Although NBC Universal originally found it easy to deliver certain shows on a one-off basis to new-media partners, it quickly realized that model wasn’t going to be sustainable as more platforms emerged. So, five years ago, it rebuilt its distribution operations with the goal of using a single workflow to ingest, prepare, and distribute content to all platforms.

Now all NBC Universal content is controlled by a workflow-management system, said Braatz, regardless of whether it is headed for a TV network, the MediaFLO mobile-TV service, Hulu, iTunes, or cable VOD platforms. In the past year, NBCU delivered some 600,000 long-form pieces of content to its partners.

“The key to success is a single, unified workflow,” he noted.

PBS
PBS is delivering a similar high volume of online content and is also wrestling with the same format challenges, said CTO John McCoskey. Like NBCU, the network has tried to implement a single workflow for ingesting, preparing, and publishing content.

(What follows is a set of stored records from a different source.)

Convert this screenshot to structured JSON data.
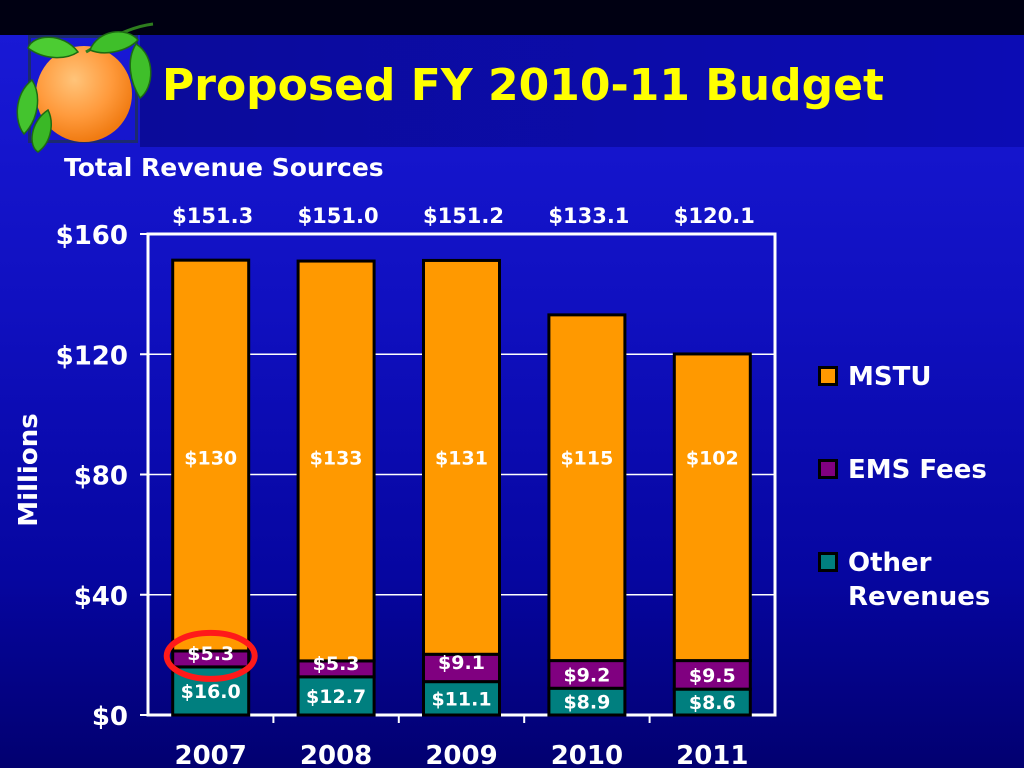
{
  "slide": {
    "title": "Proposed FY 2010-11 Budget",
    "subtitle": "Total Revenue Sources"
  },
  "colors": {
    "mstu": "#ff9900",
    "ems": "#800080",
    "other": "#007f7f",
    "title": "#ffff00",
    "text": "#ffffff"
  },
  "legend": [
    {
      "label": "MSTU",
      "color": "#ff9900"
    },
    {
      "label": "EMS Fees",
      "color": "#800080"
    },
    {
      "label": "Other Revenues",
      "color": "#007f7f"
    }
  ],
  "chart_data": {
    "type": "bar",
    "stacked": true,
    "categories": [
      "2007",
      "2008",
      "2009",
      "2010",
      "2011"
    ],
    "series": [
      {
        "name": "Other Revenues",
        "values": [
          16.0,
          12.7,
          11.1,
          8.9,
          8.6
        ],
        "labels": [
          "$16.0",
          "$12.7",
          "$11.1",
          "$8.9",
          "$8.6"
        ],
        "color": "#007f7f"
      },
      {
        "name": "EMS Fees",
        "values": [
          5.3,
          5.3,
          9.1,
          9.2,
          9.5
        ],
        "labels": [
          "$5.3",
          "$5.3",
          "$9.1",
          "$9.2",
          "$9.5"
        ],
        "color": "#800080"
      },
      {
        "name": "MSTU",
        "values": [
          130,
          133,
          131,
          115,
          102
        ],
        "labels": [
          "$130",
          "$133",
          "$131",
          "$115",
          "$102"
        ],
        "color": "#ff9900"
      }
    ],
    "totals": [
      "$151.3",
      "$151.0",
      "$151.2",
      "$133.1",
      "$120.1"
    ],
    "ylabel": "Millions",
    "ylim": [
      0,
      160
    ],
    "yticks": [
      0,
      40,
      80,
      120,
      160
    ],
    "ytick_labels": [
      "$0",
      "$40",
      "$80",
      "$120",
      "$160"
    ],
    "grid": true,
    "legend_position": "right",
    "highlight": {
      "series": "EMS Fees",
      "category": "2007",
      "style": "red ellipse"
    }
  }
}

Today, the average piece of PBS content goes to 17 publishing points, each with own standard. In its kids’-programming area online, the network delivers 60 million-80 million video views a month, with an average viewing time of more than 20 minutes, and is pushing a petabyte of data per month through content-delivery networks (CDNs).

“It’s a different cost model than the broadcast world, and that cost is a commoditized cost today,” said McCoskey of CDNs. “Fortunately, that cost has dropped by a factor of three.”

NBA Entertainment
When it comes to digital platforms, the NBA is looking to serve two sets of clients: the fans at home and the teams themselves. The league maintains 100-Mbps fiber connections to all 29 arenas, allowing it to backhaul live feeds of every game, and also manages a rapidly growing digital archive of game footage and in-depth game statistics, which teams use for both coaching and marketing applications.

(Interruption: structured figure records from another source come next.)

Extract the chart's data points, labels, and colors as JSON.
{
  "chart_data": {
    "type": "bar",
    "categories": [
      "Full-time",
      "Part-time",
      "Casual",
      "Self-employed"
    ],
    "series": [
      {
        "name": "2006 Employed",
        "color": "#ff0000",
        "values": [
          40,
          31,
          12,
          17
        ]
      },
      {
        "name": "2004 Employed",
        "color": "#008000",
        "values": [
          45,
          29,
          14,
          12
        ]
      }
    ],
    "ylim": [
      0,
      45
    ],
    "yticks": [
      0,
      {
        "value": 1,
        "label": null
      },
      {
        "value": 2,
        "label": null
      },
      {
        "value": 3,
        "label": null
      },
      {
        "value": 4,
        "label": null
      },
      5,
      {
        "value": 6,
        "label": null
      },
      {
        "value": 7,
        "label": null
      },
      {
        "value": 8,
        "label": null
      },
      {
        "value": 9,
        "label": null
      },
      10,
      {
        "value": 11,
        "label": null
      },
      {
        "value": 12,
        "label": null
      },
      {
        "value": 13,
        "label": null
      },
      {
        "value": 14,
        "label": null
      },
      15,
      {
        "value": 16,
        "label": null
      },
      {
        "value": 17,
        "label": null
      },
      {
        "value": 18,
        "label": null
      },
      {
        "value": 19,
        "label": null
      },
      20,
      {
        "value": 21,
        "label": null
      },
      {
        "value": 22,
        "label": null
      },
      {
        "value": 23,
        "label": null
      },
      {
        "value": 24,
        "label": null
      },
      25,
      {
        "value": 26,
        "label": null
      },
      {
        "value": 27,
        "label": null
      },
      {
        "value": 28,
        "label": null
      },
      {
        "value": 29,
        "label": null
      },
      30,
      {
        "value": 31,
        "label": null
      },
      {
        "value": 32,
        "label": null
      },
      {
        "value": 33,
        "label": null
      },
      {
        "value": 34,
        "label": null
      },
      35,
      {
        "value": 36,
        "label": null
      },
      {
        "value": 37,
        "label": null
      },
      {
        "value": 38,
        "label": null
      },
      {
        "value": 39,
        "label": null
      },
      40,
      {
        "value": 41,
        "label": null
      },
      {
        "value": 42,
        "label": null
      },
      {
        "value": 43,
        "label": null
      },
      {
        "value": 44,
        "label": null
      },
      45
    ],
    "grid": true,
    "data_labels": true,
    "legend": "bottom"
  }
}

“We have a media-management system where teams can come in and browse the archives, select clips, and flip files to HD,” said Steve Hellmuth, EVP, operations and technology, for NBA Entertainment. “Or a partner like Nike might come in and do an order for 2,000 or 3,000 clips of their players, and we’ll dump it off on a hard drive and send it to them.”

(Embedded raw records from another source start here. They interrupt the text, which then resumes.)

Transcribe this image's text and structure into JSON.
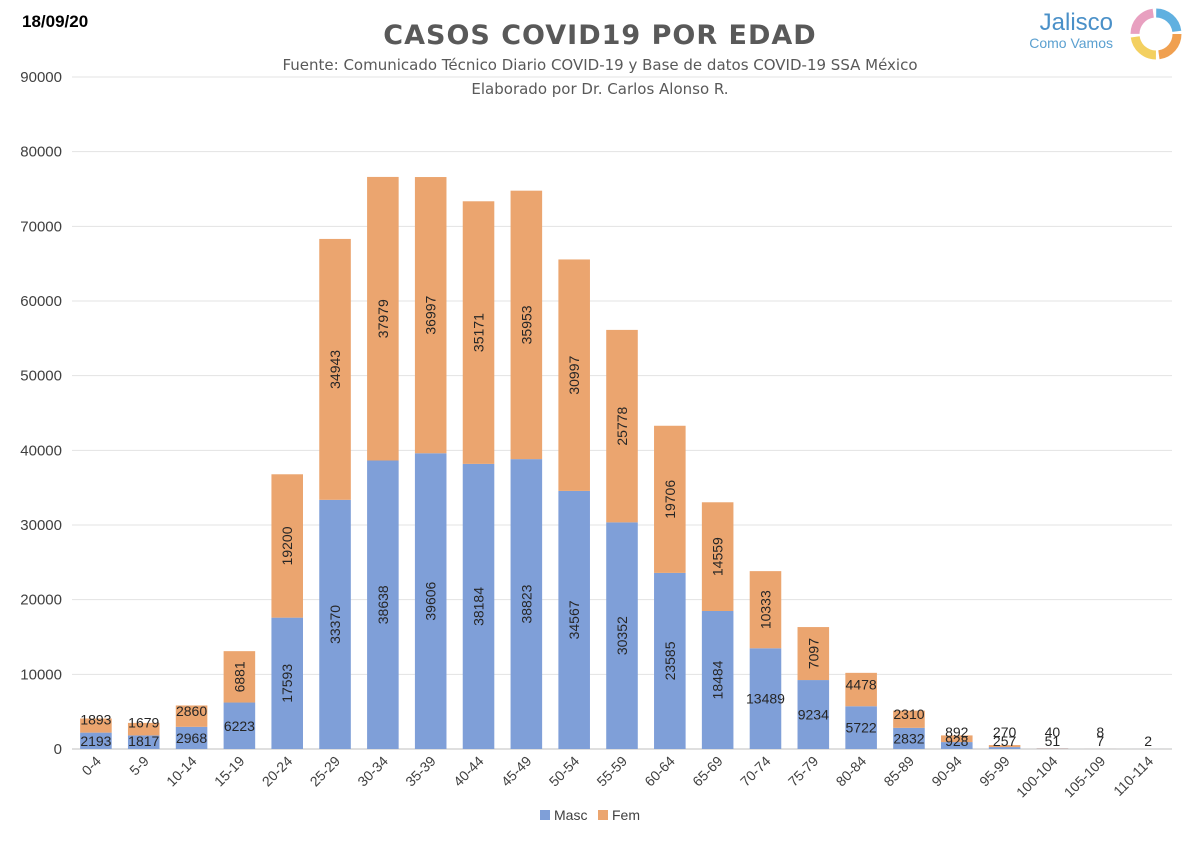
{
  "date": "18/09/20",
  "logo": {
    "name": "Jalisco",
    "subtitle": "Como Vamos"
  },
  "chart_data": {
    "type": "bar",
    "stacked": true,
    "title": "CASOS COVID19 POR EDAD",
    "subtitle": "Fuente: Comunicado Técnico Diario COVID-19 y Base de datos COVID-19 SSA México",
    "subtitle2": "Elaborado por Dr. Carlos Alonso R.",
    "categories": [
      "0-4",
      "5-9",
      "10-14",
      "15-19",
      "20-24",
      "25-29",
      "30-34",
      "35-39",
      "40-44",
      "45-49",
      "50-54",
      "55-59",
      "60-64",
      "65-69",
      "70-74",
      "75-79",
      "80-84",
      "85-89",
      "90-94",
      "95-99",
      "100-104",
      "105-109",
      "110-114"
    ],
    "series": [
      {
        "name": "Masc",
        "color": "#7f9fd8",
        "values": [
          2193,
          1817,
          2968,
          6223,
          17593,
          33370,
          38638,
          39606,
          38184,
          38823,
          34567,
          30352,
          23585,
          18484,
          13489,
          9234,
          5722,
          2832,
          928,
          257,
          51,
          7,
          2
        ]
      },
      {
        "name": "Fem",
        "color": "#eba56f",
        "values": [
          1893,
          1679,
          2860,
          6881,
          19200,
          34943,
          37979,
          36997,
          35171,
          35953,
          30997,
          25778,
          19706,
          14559,
          10333,
          7097,
          4478,
          2310,
          892,
          270,
          40,
          8,
          0
        ]
      }
    ],
    "fem_labels": [
      "1893",
      "1679",
      "2860",
      "6881",
      "19200",
      "34943",
      "37979",
      "36997",
      "35171",
      "35953",
      "30997",
      "25778",
      "19706",
      "14559",
      "10333",
      "7097",
      "4478",
      "2310",
      "892",
      "270",
      "40",
      "8",
      ""
    ],
    "ylim": [
      0,
      90000
    ],
    "yticks": [
      0,
      10000,
      20000,
      30000,
      40000,
      50000,
      60000,
      70000,
      80000,
      90000
    ],
    "grid": true,
    "legend": "bottom"
  }
}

Although the NBA has outsourced domestic businesses like NBA TV, NBA League Pass, and NBA.com to Turner’s digital arm in Atlanta, international partners like Shanghai Media in China pick up their League Pass content feeds directly from NBA Entertainment headquarters in Secaucus, NJ. Like the networks, the NBA has faced similar challenges in meeting different clients’ format requests.

“I remember, at first, I set all my digital standards,” Hellmuth recalled. “Then, I quickly backed off and figured out how to deliver whatever the customer wants.”

Although programmers may be willing to deal with that level of complexity to bring in digital dollars, Hellmuth and the other panelists said the transaction process has to get easier as consumers are offered more digital-video choices. While no one expects a single authentication system to be created or a single platform like Google TV to become dominant for accessing broadband content, Hellmuth predicted that there will be some consolidation on the transaction side of new media.

“The huge success of Apple has been the convenience factor,” he suggested. “So whether it’s leveraging relationships with cable operators or someone like Amazon, these transaction technologies need to be studied actively.”